DeepSeek shows strong performance and is more cost-effective than many of its competitors. Its rise signals potential geopolitical shifts in the AI landscape that are yet to be worked out.

If you have any questions about DeepSeek, or how to get started with AI for your business, feel free to reach out.

FAQ

Is DeepSeek good at math?

Yes. DeepSeek excels in mathematical reasoning and problem-solving, scoring 90.2% on the MATH benchmark—the highest in the field.

How does DeepSeek's efficiency compare to other AI models?

DeepSeek claims its model was developed using significantly fewer Nvidia chips than U.S. competitors, showcasing exceptional resource efficiency.

What are the key performance metrics for DeepSeek?

DeepSeek performs competitively with models like GPT-4o, especially in benchmarks like MATH, GPQA, and the Chatbot Arena.
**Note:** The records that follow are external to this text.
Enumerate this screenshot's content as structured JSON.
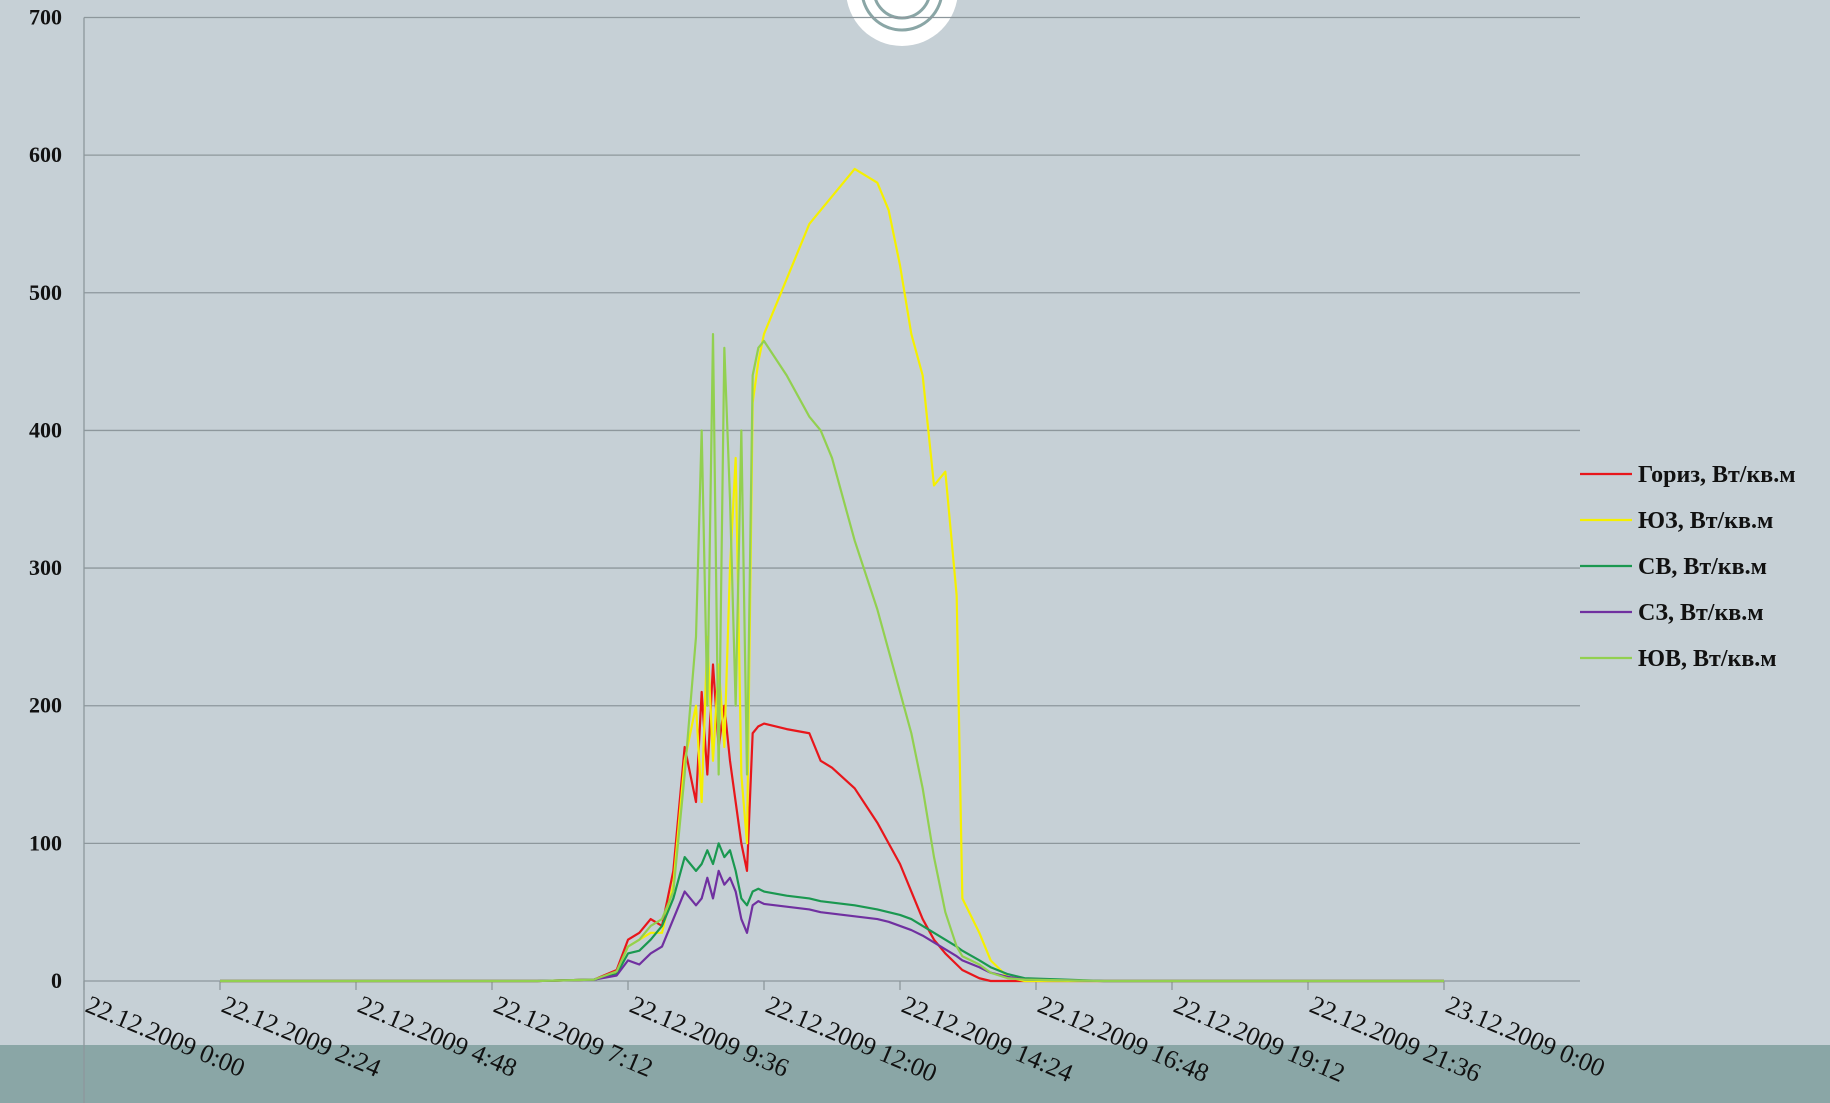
{
  "chart_data": {
    "type": "line",
    "x": [
      2.4,
      8.0,
      9.0,
      9.4,
      9.6,
      9.8,
      10.0,
      10.2,
      10.4,
      10.6,
      10.8,
      10.9,
      11.0,
      11.1,
      11.2,
      11.3,
      11.4,
      11.5,
      11.6,
      11.7,
      11.8,
      11.9,
      12.0,
      12.4,
      12.8,
      13.0,
      13.2,
      13.6,
      14.0,
      14.2,
      14.4,
      14.6,
      14.8,
      15.0,
      15.2,
      15.4,
      15.5,
      15.8,
      16.0,
      16.3,
      16.6,
      18.0,
      24.0
    ],
    "series": [
      {
        "name": "Гориз, Вт/кв.м",
        "color": "#e8161b",
        "values": [
          0,
          0,
          1,
          8,
          30,
          35,
          45,
          40,
          80,
          170,
          130,
          210,
          150,
          230,
          170,
          200,
          160,
          130,
          100,
          80,
          180,
          185,
          187,
          183,
          180,
          160,
          155,
          140,
          115,
          100,
          85,
          65,
          45,
          30,
          20,
          12,
          8,
          2,
          0,
          0,
          0,
          0,
          0
        ]
      },
      {
        "name": "ЮЗ, Вт/кв.м",
        "color": "#f5f000",
        "values": [
          0,
          0,
          1,
          6,
          25,
          30,
          35,
          35,
          70,
          160,
          200,
          130,
          250,
          160,
          230,
          170,
          300,
          380,
          150,
          100,
          420,
          450,
          470,
          510,
          550,
          560,
          570,
          590,
          580,
          560,
          520,
          470,
          440,
          360,
          370,
          280,
          60,
          35,
          15,
          3,
          0,
          0,
          0
        ]
      },
      {
        "name": "СВ, Вт/кв.м",
        "color": "#1a9850",
        "values": [
          0,
          0,
          1,
          5,
          20,
          22,
          30,
          40,
          60,
          90,
          80,
          85,
          95,
          85,
          100,
          90,
          95,
          80,
          60,
          55,
          65,
          67,
          65,
          62,
          60,
          58,
          57,
          55,
          52,
          50,
          48,
          45,
          40,
          35,
          30,
          25,
          22,
          15,
          10,
          5,
          2,
          0,
          0
        ]
      },
      {
        "name": "СЗ, Вт/кв.м",
        "color": "#7030a0",
        "values": [
          0,
          0,
          1,
          4,
          15,
          12,
          20,
          25,
          45,
          65,
          55,
          60,
          75,
          60,
          80,
          70,
          75,
          65,
          45,
          35,
          55,
          58,
          56,
          54,
          52,
          50,
          49,
          47,
          45,
          43,
          40,
          37,
          33,
          28,
          23,
          18,
          15,
          10,
          6,
          3,
          1,
          0,
          0
        ]
      },
      {
        "name": "ЮВ, Вт/кв.м",
        "color": "#92d050",
        "values": [
          0,
          0,
          1,
          7,
          25,
          30,
          40,
          45,
          65,
          150,
          250,
          400,
          200,
          470,
          150,
          460,
          350,
          200,
          400,
          150,
          440,
          460,
          465,
          440,
          410,
          400,
          380,
          320,
          270,
          240,
          210,
          180,
          140,
          90,
          50,
          25,
          18,
          12,
          6,
          2,
          1,
          0,
          0
        ]
      }
    ],
    "xlim": [
      0,
      26.4
    ],
    "xticks": [
      {
        "value": 0,
        "label": "22.12.2009 0:00"
      },
      {
        "value": 2.4,
        "label": "22.12.2009 2:24"
      },
      {
        "value": 4.8,
        "label": "22.12.2009 4:48"
      },
      {
        "value": 7.2,
        "label": "22.12.2009 7:12"
      },
      {
        "value": 9.6,
        "label": "22.12.2009 9:36"
      },
      {
        "value": 12,
        "label": "22.12.2009 12:00"
      },
      {
        "value": 14.4,
        "label": "22.12.2009 14:24"
      },
      {
        "value": 16.8,
        "label": "22.12.2009 16:48"
      },
      {
        "value": 19.2,
        "label": "22.12.2009 19:12"
      },
      {
        "value": 21.6,
        "label": "22.12.2009 21:36"
      },
      {
        "value": 24,
        "label": "23.12.2009 0:00"
      }
    ],
    "ylim": [
      0,
      700
    ],
    "yticks": [
      0,
      100,
      200,
      300,
      400,
      500,
      600,
      700
    ],
    "grid": true,
    "legend": "right"
  }
}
How does DeepSeek's performance compare to other top AI models?

It holds its own against industry leaders like GPT-4o, particularly excelling in MATH performance and cost efficiency.

What are the limitations of DeepSeek's performance?

While strong in math and reasoning, DeepSeek lags slightly in coding tasks like HumanEval and can be slower under heavy load.

Is DeepSeek better than ChatGPT?

It depends. DeepSeek is better at STEM tasks and complex reasoning, while ChatGPT offers faster, more consistent responses with stronger data privacy controls.

How does DeepSeek R1 compare to OpenAI’s O3-Mini?

DeepSeek is cheaper and better at complex problem-solving. O3-Mini is faster, more reliable, and offers stronger security features.

What are top LLMs from China?

DeepSeek, Qwen, Kimi, and InternVL are leading the way in China’s LLM development.